DirecTV agreed to buy rival satellite network Dish on Monday, ending decades of deadlocked talks in a deal that will create one of the nation’s largest pay-TV distributors with a total of 20 million subscribers.
Dish, owned by EchoStar, is saddled with billions of dollars in debt and faces the prospect of imminent bankruptcy.
As part of the two-step transaction, DirecTV will pay $1 to buy EchoStar’s TV business called Dish DBS that includes Dish and Sling TV, while agreeing to assume about $9.75 billion of Dish’s debt, the companies said.
Dish and DirecTV are issuing an exchange offer at a discounted rate on the debt to help extend maturities.
The deal comes at a time when both services are hemorrhaging subscribers amid the growing popularity of streaming services like Netflix.
DirecTV CEO Bill Morrow told Reuters on Monday that the combined pay-TV company would have the strength to negotiate smaller programming packages tailored to consumers’ interests.
Morrow plans to provide a more streamlined viewer experience that makes it easier for customers to manage their subscriptions all from one place.
“We believe that consumers don’t want to be the aggregators — or at least a majority of consumers in the market would prefer not to go out and manage all these multiple accounts of those SVOD direct-to-consumer [subscription video-on-demand] services,” Morrow said.
For the deal to go through, Dish DBS’ creditors will have to agree to take a debt haircut of about $1.57 billion. With the exchange offer, Dish is trying to convince its bondholders to become holders in the merged entity.

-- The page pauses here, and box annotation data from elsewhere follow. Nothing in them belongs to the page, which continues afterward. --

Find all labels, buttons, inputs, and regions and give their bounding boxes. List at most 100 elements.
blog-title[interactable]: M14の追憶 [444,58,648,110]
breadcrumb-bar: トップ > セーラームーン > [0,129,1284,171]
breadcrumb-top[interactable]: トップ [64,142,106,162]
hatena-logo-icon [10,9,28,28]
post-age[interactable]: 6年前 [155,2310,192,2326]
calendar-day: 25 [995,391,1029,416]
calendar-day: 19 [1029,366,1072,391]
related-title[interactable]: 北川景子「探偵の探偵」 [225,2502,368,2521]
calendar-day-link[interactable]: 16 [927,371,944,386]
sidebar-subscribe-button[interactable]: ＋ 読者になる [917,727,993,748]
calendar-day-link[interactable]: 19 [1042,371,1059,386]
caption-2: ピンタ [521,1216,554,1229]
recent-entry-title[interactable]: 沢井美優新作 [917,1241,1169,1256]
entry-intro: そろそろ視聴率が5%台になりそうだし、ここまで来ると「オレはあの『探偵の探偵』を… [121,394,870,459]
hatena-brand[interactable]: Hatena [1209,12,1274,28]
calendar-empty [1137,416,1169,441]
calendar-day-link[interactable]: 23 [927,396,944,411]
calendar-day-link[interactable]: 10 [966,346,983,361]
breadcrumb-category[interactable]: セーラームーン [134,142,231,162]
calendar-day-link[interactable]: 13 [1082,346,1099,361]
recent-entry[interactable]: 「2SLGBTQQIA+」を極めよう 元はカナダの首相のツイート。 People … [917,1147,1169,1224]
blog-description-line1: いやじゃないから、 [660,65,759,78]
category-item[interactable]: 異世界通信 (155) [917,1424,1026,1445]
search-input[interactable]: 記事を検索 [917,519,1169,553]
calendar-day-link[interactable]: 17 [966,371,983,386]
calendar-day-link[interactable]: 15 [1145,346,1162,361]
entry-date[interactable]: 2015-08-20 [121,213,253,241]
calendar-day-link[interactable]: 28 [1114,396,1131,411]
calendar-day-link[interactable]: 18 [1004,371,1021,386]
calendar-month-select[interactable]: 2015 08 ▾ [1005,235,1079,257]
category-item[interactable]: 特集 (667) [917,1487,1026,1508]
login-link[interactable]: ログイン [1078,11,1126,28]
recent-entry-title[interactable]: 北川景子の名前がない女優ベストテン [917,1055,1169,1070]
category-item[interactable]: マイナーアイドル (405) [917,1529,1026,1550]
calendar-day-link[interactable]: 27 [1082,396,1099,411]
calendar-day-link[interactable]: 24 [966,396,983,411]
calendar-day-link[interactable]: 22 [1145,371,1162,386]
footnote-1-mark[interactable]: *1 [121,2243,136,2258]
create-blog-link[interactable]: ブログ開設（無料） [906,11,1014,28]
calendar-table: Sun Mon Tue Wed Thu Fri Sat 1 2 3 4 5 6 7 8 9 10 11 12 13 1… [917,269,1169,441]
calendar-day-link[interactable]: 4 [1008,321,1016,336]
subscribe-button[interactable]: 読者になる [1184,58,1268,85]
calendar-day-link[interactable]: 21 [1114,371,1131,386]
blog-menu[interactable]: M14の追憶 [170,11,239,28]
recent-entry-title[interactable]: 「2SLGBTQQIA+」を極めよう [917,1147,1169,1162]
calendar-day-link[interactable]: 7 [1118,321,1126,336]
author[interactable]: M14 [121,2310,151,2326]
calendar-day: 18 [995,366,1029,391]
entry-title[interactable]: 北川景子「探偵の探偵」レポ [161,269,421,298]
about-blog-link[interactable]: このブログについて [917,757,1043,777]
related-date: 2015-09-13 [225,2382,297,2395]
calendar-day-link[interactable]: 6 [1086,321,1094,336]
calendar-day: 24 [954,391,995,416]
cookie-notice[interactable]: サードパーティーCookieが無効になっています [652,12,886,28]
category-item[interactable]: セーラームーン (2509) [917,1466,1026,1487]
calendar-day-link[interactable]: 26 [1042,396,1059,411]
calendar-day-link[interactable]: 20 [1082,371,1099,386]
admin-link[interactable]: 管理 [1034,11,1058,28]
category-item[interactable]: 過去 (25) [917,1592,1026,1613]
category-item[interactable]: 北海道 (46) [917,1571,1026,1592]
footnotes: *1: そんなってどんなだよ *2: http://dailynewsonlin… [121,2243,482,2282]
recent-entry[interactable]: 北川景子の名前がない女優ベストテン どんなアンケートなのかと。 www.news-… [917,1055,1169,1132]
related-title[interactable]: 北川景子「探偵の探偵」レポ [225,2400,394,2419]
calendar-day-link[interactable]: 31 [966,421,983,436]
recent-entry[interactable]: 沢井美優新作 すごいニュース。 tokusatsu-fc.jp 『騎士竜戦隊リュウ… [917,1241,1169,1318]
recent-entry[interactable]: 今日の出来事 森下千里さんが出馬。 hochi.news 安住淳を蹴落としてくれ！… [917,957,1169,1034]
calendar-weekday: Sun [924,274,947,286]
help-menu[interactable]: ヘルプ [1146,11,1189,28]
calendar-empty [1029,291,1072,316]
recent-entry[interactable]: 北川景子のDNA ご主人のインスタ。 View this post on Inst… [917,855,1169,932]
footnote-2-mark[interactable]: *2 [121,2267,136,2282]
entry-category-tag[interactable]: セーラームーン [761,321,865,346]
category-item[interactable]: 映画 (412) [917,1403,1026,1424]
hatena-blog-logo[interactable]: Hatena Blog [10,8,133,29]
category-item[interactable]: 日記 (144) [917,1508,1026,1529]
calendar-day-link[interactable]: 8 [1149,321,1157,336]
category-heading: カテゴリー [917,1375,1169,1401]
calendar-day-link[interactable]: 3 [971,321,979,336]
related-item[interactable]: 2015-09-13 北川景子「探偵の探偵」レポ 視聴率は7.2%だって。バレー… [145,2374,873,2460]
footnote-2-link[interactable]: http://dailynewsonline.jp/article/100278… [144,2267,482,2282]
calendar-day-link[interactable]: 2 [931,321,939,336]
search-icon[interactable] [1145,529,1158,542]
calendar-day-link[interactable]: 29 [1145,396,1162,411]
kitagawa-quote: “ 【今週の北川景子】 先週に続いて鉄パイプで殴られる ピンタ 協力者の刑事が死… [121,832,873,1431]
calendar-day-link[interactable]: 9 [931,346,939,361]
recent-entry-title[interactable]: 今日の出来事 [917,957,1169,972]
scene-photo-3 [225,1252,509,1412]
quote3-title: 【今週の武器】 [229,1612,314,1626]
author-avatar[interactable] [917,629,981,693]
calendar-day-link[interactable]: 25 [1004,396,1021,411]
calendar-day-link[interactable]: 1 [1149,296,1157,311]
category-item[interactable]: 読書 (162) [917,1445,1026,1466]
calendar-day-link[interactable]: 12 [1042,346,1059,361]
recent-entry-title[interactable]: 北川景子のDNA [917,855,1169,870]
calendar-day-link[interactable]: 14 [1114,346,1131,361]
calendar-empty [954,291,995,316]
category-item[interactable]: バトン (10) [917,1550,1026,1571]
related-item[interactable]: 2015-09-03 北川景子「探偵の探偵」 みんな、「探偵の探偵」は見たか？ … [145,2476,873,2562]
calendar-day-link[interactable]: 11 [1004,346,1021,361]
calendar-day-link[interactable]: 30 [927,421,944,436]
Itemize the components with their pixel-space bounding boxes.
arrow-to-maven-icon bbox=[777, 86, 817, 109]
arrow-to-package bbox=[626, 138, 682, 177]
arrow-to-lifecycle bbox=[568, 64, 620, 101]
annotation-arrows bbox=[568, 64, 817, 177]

The deal would provide a major bailout for EchoStar, which was co-founded by telecommunications entrepreneur Charlie Ergen and is currently saddled with more than $20 billion in debt. EchoStar will receive $2.5 billion in financing from the credit unit of buyout firm TPG, Angelo Gordon and DirecTV to help pay off Dish’s $2 billion bond due in November.
EchoStar said the deal will help reduce total consolidated debt by $11.7 billion and reduce its refinancing needs through 2026 by $6.7 billion.
It will retain other parts of its business, including more than $30 billion in investments in wireless spectrum, which will continue to operate as an independent company.
“The meltdown was inevitable. . . . Both are melting ice cubes with a lot of competition that is increasingly distributed over the Internet in the vast majority of the U.S., and they will be better positioned to navigate that environment after a merger, ” said Jeff Wlodarczak, analyst. at Pivotal Research Group.
EchoStar shares fell 13% in morning trading. The decline, Wlodarczak said, could be related to a lack of capital in deals and investors selling on the news, after a nearly 70% rise so far this year.
Shares of AT&T were flat, trading at $21.90 a share.
The deal also provides a much-needed exit for AT&T, which is selling its 70% stake in DirecTV to TPG for $7.6 billion.
In 2021, AT&T had signed a joint venture agreement with TPG, in which the private equity firm contributed about $1.8 billion in cash in exchange for a 30% stake in DirecTV, which was valued at about $16 billion at the time . AT&T had agreed not to sell its shares in DirecTV for a three-year period, which expired on July 31.
AT&T has faced declining distributions from its DirecTV business for several years. For the year ended Dec. 31, distributions from DirecTV totaled $2.04 billion, compared to $2.65 billion a year earlier.
DirecTV has about 11 million subscribers in the U.S., while Dish has roughly 8.1 million, according to analytics firm MoffettNathanson.
By comparison, media giant Comcast has roughly 13.2 million cable TV subscribers.
A merger between DirecTV and Dish is likely to test regulators’ appetite for allowing consolidation in the television industry, although the media landscape has transformed dramatically since the two sides first attempted a merger in 2002, which was canceled by the Federal Communications Commission and the Department of Justice.
“We believe the timing is right in terms of the amount of competition that’s out there, which won’t change with the combination of Dish and DirecTV,” Morrow said.
MoffettNathanson analyst Craig Moffett told the New York Times that he did not foresee the government challenging the merger this time, given the weakened state of satellite television.
“At the end of the day, you’re better off with one than none,” Moffett said. “And neither will survive very long on their own. And to be fair, even their merger will not change the trajectory of the business.”
The deal is expected to close in the fourth quarter of 2025, subject to regulatory approvals.